Reef Fish Survey (RFS)
Marine Resources Monitoring, Assessment, and Prediction (MARMAP) &
Southeast Area Monitoring and Assessment Program South Atlantic (SEAMAP-SA)

Diet Studies

RFS biologist Kevin Spanik examining stomach content specimens in the survey's diet laboratory.

The analysis of fish diet composition has become a common discipline of fisheries ecology. Information that can be gained from diet studies such as habitat use, ontogenetic shifts, and natural mortality help researchers learn more about the biology and life history of individual species, while other information such as trophic interactions and resource overlap are essential to ecosystem modelling efforts.

The RFS initiated a diet study program in 2008, and to date over 450 unique prey items have been identified in the diets of over 2,500 predator specimens in our lab. Target predator species collected vary every few years and are determined by data needs and management priority. Recently studied species include Black Sea Bass, Red Porgy, Gray Triggerfish, Red Snapper, White Grunt, Vermillion Snapper, and several species of grouper.
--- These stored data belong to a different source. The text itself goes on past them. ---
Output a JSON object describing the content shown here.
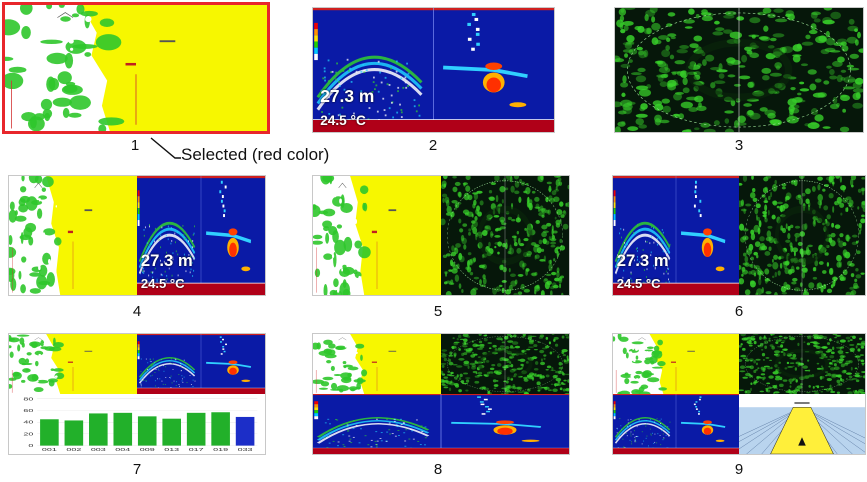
{
  "layout_labels": [
    "1",
    "2",
    "3",
    "4",
    "5",
    "6",
    "7",
    "8",
    "9"
  ],
  "callout": {
    "text": "Selected (red color)"
  },
  "sounder": {
    "depth_text": "27.3 m",
    "temp_text": "24.5 °C"
  },
  "bar_chart": {
    "ticks": [
      80,
      60,
      40,
      20,
      0
    ],
    "values": [
      45,
      43,
      55,
      56,
      50,
      46,
      56,
      57,
      49
    ],
    "axis_labels": [
      "001",
      "002",
      "003",
      "004",
      "009",
      "013",
      "017",
      "019",
      "033"
    ]
  },
  "colors": {
    "selected_border": "#e8262b",
    "map_sea": "#f7f700",
    "land": "#2fc62b",
    "sounder_bg": "#0a1aa6",
    "seabed": "#b00018",
    "radar_echo": "#38d02a",
    "bar_green": "#22b02a",
    "bar_blue": "#1c2ec8"
  }
}
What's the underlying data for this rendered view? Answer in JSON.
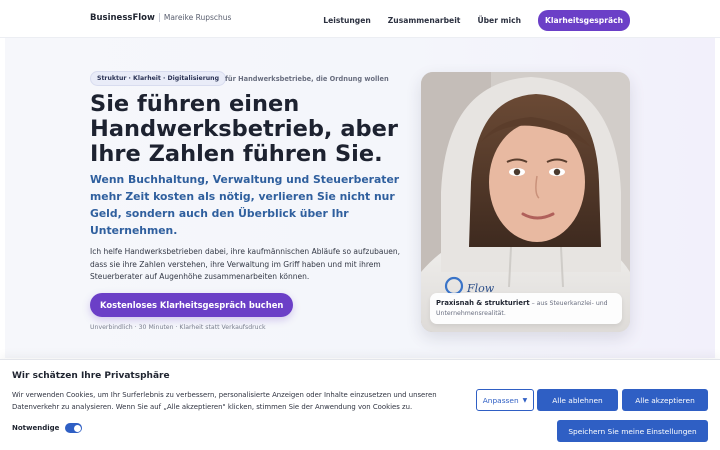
{
  "nav": {
    "brand": "BusinessFlow",
    "brand_sub": "Mareike Rupschus",
    "links": [
      "Leistungen",
      "Zusammenarbeit",
      "Über mich"
    ],
    "cta": "Klarheitsgespräch"
  },
  "hero": {
    "pill": "Struktur · Klarheit · Digitalisierung",
    "pill_note": "für Handwerksbetriebe, die Ordnung wollen",
    "headline": "Sie führen einen Handwerksbetrieb, aber Ihre Zahlen führen Sie.",
    "subhead": "Wenn Buchhaltung, Verwaltung und Steuerberater mehr Zeit kosten als nötig, verlieren Sie nicht nur Geld, sondern auch den Überblick über Ihr Unternehmen.",
    "body": "Ich helfe Handwerksbetrieben dabei, ihre kaufmännischen Abläufe so aufzubauen, dass sie ihre Zahlen verstehen, ihre Verwaltung im Griff haben und mit ihrem Steuerberater auf Augenhöhe zusammenarbeiten können.",
    "cta": "Kostenloses Klarheitsgespräch buchen",
    "cta_note": "Unverbindlich · 30 Minuten · Klarheit statt Verkaufsdruck"
  },
  "photo": {
    "caption_strong": "Praxisnah & strukturiert",
    "caption_rest": "– aus Steuerkanzlei- und Unternehmensrealität.",
    "shirt_logo": "Flow"
  },
  "cookie": {
    "title": "Wir schätzen Ihre Privatsphäre",
    "text": "Wir verwenden Cookies, um Ihr Surferlebnis zu verbessern, personalisierte Anzeigen oder Inhalte einzusetzen und unseren Datenverkehr zu analysieren. Wenn Sie auf „Alle akzeptieren\" klicken, stimmen Sie der Anwendung von Cookies zu.",
    "necessary_label": "Notwendige",
    "customize": "Anpassen",
    "reject": "Alle ablehnen",
    "accept": "Alle akzeptieren",
    "save": "Speichern Sie meine Einstellungen"
  },
  "colors": {
    "accent_purple": "#6b3fc7",
    "accent_blue": "#2f5fc4",
    "subhead_blue": "#2f5f9e"
  }
}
A typical diet laboratory setup includes a dissecting microscope, an analytical balance, and calipers. Various glassware and utensils are also used for sorting taxa and manipulating specimens.

Upon capture of a target predator, whole stomachs are removed and preserved at sea, and then transported back to the laboratory. Back in the lab, all contents from each individual gut are sorted, identified to the lowest possible taxon, counted, measured, and weighed. Diet composition is quantified using a number of different metrics including percent by weight, percent by number, and percent frequency of occurrence.

An unidentified gobioid fish specimen, consumed by a Black Sea Bass. Fish from predator stomachs can quickly lose morphological features necessary for their identification using taxonomic guides. More modern techniques such as DNA barcoding can sometimes be used in such situations to provide species-level resolution. A rough elbow crab, Platylambrus fraterculosis, eaten by a Squirrelfish. A hyperiid amphipod of the genus Phronima consumed by a Vermillion Snapper. These amphipods commonly occur in the zooplankton as an endoparasite of pelagic salps.